B. LES RÈGLES DE DÉPORT DES ÉLUS DÉSIGNÉS AU SEIN D'ENTREPRISES PUBLIQUES LOCALES SONT DEVENUES PLUS RESTRICTIVES QUE CELLES DU DROIT COMMUN

Les règles de déport de l'élu mandataire sur les délibérations intéressant la personne morale au sein de laquelle il siège sont destinées à prévenir les situations de conflit d'intérêts au sens du code général des collectivités territoriales (CGCT). Ce code prévoit un régime de déport spécial applicable aux élus siégeant au sein d'entreprises publiques locales (article L. 1524-5 du CGCT) et un régime de droit commun applicable aux autres personnes morales de droit public ou privé, comme par exemple les associations (article L. 1111-6 du même code).

L'article L. 1524-5 interdit la participation de l'élu aux décisions de la collectivité territoriale ou du groupement attribuant à l'entreprise publique locale un contrat de la commande publique, aux commissions d'appel d'offres et de délégation de service public lorsqu'elle est la candidate. Il interdit également sa participation aux délibérations accordant à cette société une aide ou une garantie d'emprunt ainsi qu'à celles procédant à sa désignation ou autorisant sa rémunération au titre de sa représentation au sein de l'entreprise.

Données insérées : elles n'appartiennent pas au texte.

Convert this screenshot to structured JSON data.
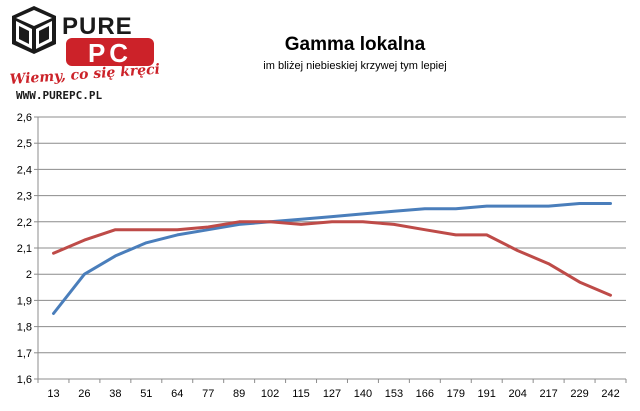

L'article L. 1111-6 prescrivait les mêmes interdictions mais la loi portant création d'un statut de l'élu local a allégé le régime de droit commun en supprimant l'obligation de déport pour les délibérations accordant à la personne morale une aide ou une garantie d'emprunt ainsi que celles liées à sa désignation ou à la rémunération de l'élu.

Les dispositions spéciales de l'article L. 1524-5 ont été interprétées par les élus comme dérogeant aux règles de droit commun. Ce faisant, les cas de déport sont dorénavant plus nombreux pour les entreprises publiques locales.

L'auteur de la proposition de loi souligne que les déports spécialement prévus pour les entreprises publiques locales « perturbent gravement le fonctionnement des assemblées », les élus devant alternativement et fréquemment quitter la salle de délibération, avec le paradoxe que la collectivité est privée de l'apport de l'élu disposant des informations susceptibles de l'éclairer. De plus, les filiales d'entreprises publiques locales relevant du régime de droit commun voient leur situation plus favorable que celles des entreprises publiques locales elles-mêmes.